Crisis in Dairy Country

I was on a call last week with the board and allies of Wisconsin-based Family Farm Defenders, a twenty-year-old progressive dairy farmer group.  More than half the participants were dairy farmers, or used to be. It was a regular monthly board call to talk about business items, but conversation turned quickly to farmers’ stories. Wisconsin farm silo imageThe reality of the ongoing dairy crisis — more of a hemorrhage by now; I’m not sure “crisis” is still appropriate after 25 years — is devastating. The stories, each one different and each one the same, lose none of their impact after hearing so many of them over five years of working with independent farmers — on the contrary, every year feels worse: “How is this still happening??” We know all about the “dairy crisis” by now: the numbers are there, we know that 42,500 dairy farms have closed in the last decade and that rural America is crumbling; there have been two farm bills in that time — and a noble but entirely failed investigation into consolidation in the food and ag industry, stymied by meat packers and dairy processors — and yet nothing has changed to improve the situation of the small and midsize dairy farmer.

And in dairy country across the US, those farmers are struggling every day.

On the call, a farmer in Pennsylvania told us that her family sold their cows after 47 years of dairy farming. “We got tired of throwing our money down a big dark hole,” she said. The family is now planting corn; there is usually a good market for grain from her Amish neighbors, buying for their livestock. This year, though, she’s concerned that so many of them are getting out of dairy too that she’ll have no market for her new crop. “It’s like a rural slum in some areas,” she said.

A Pennsylvania neighbor of hers was on the call too; she’s still holding on, barely. Milk prices for farmers have gone up, but the gains are eroded by high grain costs. Her last milk check was nearly a third less than her cost of production. Milk prices are slowly creeping higher, she said, but, she said, “We have so many dark holes dug by years of insolvency that it will take a long time to get out.”  Our communities,” she added,  “are broken.”

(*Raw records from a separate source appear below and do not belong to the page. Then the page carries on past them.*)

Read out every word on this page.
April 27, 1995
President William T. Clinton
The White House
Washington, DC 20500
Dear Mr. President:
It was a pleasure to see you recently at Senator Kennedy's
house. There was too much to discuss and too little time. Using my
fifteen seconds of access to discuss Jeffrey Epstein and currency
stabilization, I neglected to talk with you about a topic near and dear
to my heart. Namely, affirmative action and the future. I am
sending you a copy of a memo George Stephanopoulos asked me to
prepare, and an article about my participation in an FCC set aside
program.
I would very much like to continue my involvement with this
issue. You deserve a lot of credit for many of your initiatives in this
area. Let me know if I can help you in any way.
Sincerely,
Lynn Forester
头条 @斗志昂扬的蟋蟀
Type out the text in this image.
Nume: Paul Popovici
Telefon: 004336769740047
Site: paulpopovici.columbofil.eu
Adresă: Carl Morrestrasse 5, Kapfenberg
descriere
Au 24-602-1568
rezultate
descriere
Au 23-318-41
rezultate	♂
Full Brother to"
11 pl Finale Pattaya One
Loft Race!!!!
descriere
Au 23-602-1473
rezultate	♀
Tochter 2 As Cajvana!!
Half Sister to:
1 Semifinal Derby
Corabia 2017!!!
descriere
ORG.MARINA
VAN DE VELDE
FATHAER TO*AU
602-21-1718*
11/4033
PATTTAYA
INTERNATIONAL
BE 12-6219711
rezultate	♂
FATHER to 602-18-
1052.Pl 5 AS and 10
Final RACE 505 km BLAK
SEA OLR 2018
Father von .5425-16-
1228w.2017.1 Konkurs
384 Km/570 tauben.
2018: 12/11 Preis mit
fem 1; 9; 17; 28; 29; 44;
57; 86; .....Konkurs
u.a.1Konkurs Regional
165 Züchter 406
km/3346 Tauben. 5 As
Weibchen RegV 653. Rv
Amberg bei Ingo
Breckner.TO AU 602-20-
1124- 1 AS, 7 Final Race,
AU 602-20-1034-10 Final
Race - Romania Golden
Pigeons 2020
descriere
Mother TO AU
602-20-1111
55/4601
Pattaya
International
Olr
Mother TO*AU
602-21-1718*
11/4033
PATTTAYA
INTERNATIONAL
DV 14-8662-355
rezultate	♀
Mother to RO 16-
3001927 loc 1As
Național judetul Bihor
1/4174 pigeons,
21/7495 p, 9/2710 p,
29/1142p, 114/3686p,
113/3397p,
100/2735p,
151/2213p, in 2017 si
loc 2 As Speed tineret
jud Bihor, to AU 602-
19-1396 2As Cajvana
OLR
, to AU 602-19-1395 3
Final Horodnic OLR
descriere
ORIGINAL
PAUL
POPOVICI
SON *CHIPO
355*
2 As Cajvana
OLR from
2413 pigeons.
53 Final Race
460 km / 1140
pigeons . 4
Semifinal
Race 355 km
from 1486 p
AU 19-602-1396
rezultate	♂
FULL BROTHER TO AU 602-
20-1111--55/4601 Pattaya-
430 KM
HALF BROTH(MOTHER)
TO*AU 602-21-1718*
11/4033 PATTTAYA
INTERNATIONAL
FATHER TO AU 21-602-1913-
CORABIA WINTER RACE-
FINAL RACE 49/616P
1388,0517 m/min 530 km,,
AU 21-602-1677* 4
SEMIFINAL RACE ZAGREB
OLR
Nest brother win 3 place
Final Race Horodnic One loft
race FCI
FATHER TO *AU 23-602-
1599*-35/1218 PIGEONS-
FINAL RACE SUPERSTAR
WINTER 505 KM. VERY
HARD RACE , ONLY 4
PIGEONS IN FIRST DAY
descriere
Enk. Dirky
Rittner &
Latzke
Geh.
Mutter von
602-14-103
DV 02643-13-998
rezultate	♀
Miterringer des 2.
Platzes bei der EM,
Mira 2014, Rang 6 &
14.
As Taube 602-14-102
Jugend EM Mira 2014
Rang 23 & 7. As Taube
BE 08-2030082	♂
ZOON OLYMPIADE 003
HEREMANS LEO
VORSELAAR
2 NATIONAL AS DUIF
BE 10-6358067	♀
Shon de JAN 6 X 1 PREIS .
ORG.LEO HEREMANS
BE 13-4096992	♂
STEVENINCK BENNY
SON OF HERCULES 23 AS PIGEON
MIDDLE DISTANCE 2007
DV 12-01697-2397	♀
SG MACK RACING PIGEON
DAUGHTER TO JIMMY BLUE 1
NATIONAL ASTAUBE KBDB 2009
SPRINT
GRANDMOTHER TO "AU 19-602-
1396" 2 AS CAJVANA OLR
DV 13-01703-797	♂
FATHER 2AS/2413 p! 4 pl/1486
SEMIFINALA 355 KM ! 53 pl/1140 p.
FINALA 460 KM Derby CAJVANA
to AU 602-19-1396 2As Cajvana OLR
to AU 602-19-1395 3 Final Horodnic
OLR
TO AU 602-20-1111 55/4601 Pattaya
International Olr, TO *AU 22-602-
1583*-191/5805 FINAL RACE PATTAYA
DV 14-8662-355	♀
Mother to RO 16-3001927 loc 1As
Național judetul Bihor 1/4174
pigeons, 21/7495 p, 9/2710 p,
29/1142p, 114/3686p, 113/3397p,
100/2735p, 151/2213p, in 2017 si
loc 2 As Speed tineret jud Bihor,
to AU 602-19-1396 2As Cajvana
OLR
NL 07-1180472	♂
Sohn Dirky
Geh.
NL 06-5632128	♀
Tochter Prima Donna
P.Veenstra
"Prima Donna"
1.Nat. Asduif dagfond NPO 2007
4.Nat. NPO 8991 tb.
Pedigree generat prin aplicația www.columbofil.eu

My friend Joel is the president of Family Farm Defenders and facilitated the call. He didn’t share that night, but we know his story: his family has been farming in his southwest Wisconsin county for 140 years; last fall, he sold his cows and got a job in a cranberry processing plant. “You shouldn’t lock a farmer in a concrete box all day,” he told me the first time we talked about the job. After spending most of his life on his fields and in his barn, with nothing but the sound of cows and the clicking of milk lines, he said the noise of the frozen cranberries pouring through the metal tubes is deafening.

The reasons behind the dairy catastrophe are many — and at first glance, a partial list is wonkish and something of a snooze: a complicated system of pricing and governmental price supports; consolidation in the industry; corporate-like coops that act more like corporations; lack of Justice Department action to enforce fairness in the market, and more. (I have come to terms with the sad reality that most people don’t get as jazzed about antitrust enforcement as I do…)

But for as arcane as the causes are, farmers’ stories of the impacts are that much more compelling. In the next few months, I aim to introduce some of these farmers here — and break down just why, at a time when so many people around the country want to get to know their farmer, dairy farmers are only barely surviving.